E' trascorso un mese dal dicembre scorso, quando gli studenti di uno sparuto gruppo di licei romani scelsero di interrompere le lezioni per protesta, anziché contribuire ad una co-gestione didattica come fatto da praticamente tutte le altre scuole.
E non scelsero di 'scioperare' non entrando a scuola o in classe, preferendo occupare l'edificio, quasi fosse un 'rito di disobbedienza' da tramandarsi da nonni a nipoti.
Eppure, rispetto alle leggi che c'erano ai tempi del '68, nella scuola sono cambiate tante cose, dato che è riconosciuta e tutelata la partecipazione studentesca sia nei Consigli di istituto - a seguito dei Decreti Delegati - sia nel cosiddetto “Curricolo Locale” - a seguito della “Autonomia scolastica”.
Dunque, è sbalorditivo che gli studenti occupino scuole interrompendone le lezioni … se i criteri del Piano dell'Offerta Formativa sono deliberati anche dagli studenti in Consiglio di Istituto e se il Curricolo Locale (in cui rientrano le 'co-gestioni”) è competenza regionale e comunale, nelle linee di indirizzo come nei finanziamenti.
E' in nome di questa partecipazione degli studenti alle decisioni della scuola che da anni occupare la scuola non è più reato.
Viceversa, restano un reato l'interrompere il servizio e il danneggiare cose pubbliche, oltre alle responsabilità indirette in caso di infortunio o incidente di compagni di scuola,
Infatti, ci sono state le denunce per dovere d'ufficio da parte dei dirigenti scolastici ed i docenti dei consigli di classe hanno emanato note disciplinari a preludio delle sanzioni scolastiche previste … dal Regolamento d'istituto approvato anche dagli stessi studenti (sic!).
Per le denunce è la Procura a decidere se e come procedere verso gli alunni 'identificati' dalla scuola con apposita nota disciplinare, specialmente se questa contesta la “interruzione di servizio”.

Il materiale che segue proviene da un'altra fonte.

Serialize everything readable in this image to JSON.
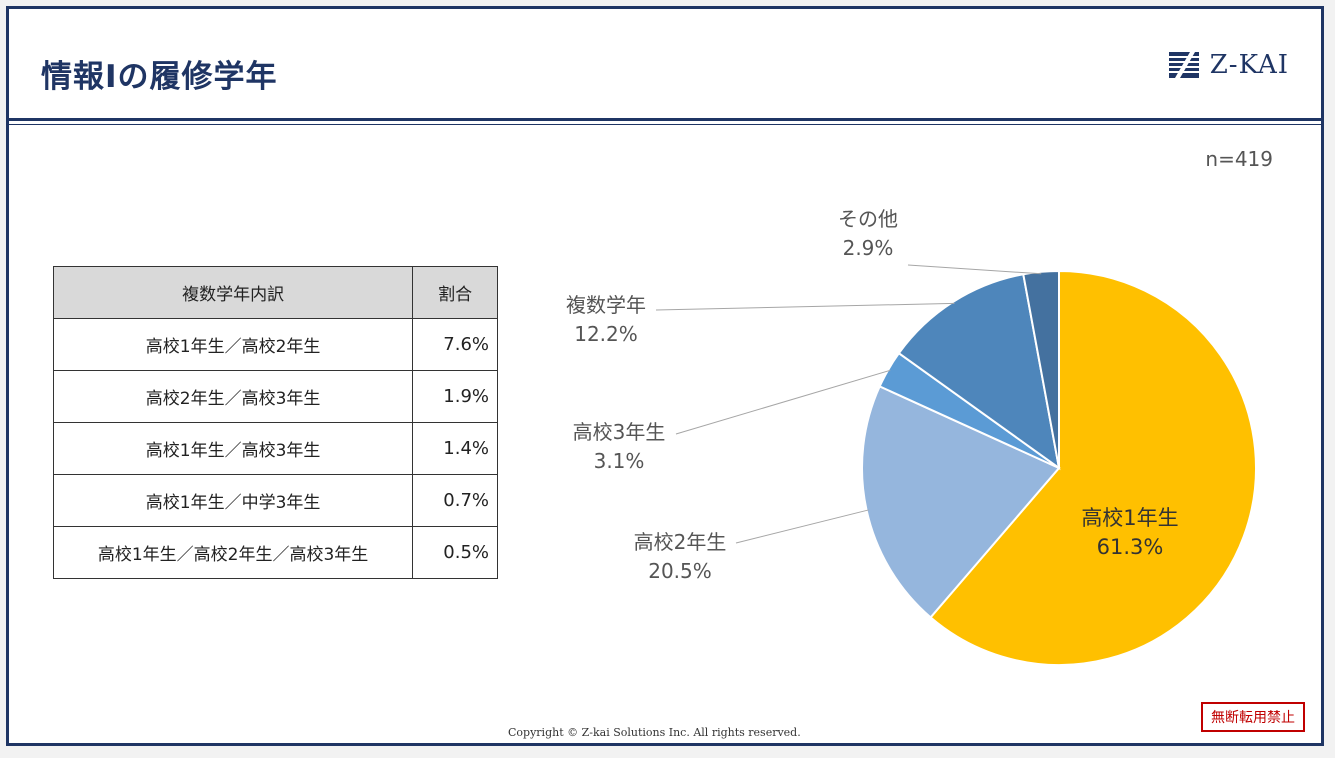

I livelli di responsabilità – come da sentenze passate – sono diversi: ci sono coloro che hanno proposto l'occupazione all'Assemblea d'istituto, c'è chi ha interrotto il servizio 'fisicamente' con catene o picchetti all'ingresso, c'è chi ha meramente frequentato non sapendo dove andare.
Poi, ci sono le conseguenze scolastiche, non banali dato che l'accusa solitamente è di aver violato elementari regole di convivenza e/o mancato di rispetto al personale scolastico.
Non tanto per il voto in condotta insufficiente, che può essere solo da stimolo per un impegno produttivo dell'alunno, quanto per il venir meno dell'elemento fondamentale della docenza: la fiducia nella buona fede dell'alunno/a.
Infatti, se in molti casi sono state 'ragazzate' … a distanza di un mese ancora devono arrivare le scuse … dell'alunno diretto interessato come della famiglia responsabile della sua educazione, almeno per prendere le distanze a dimostrazione di aver capito cosa sono "convivenza" e "legalità".
Magari anche "condivisione", quella - si spera spontanea - che servirà per pagare eventuali danni e per recuperare la quindicina di giorni di lezione persi.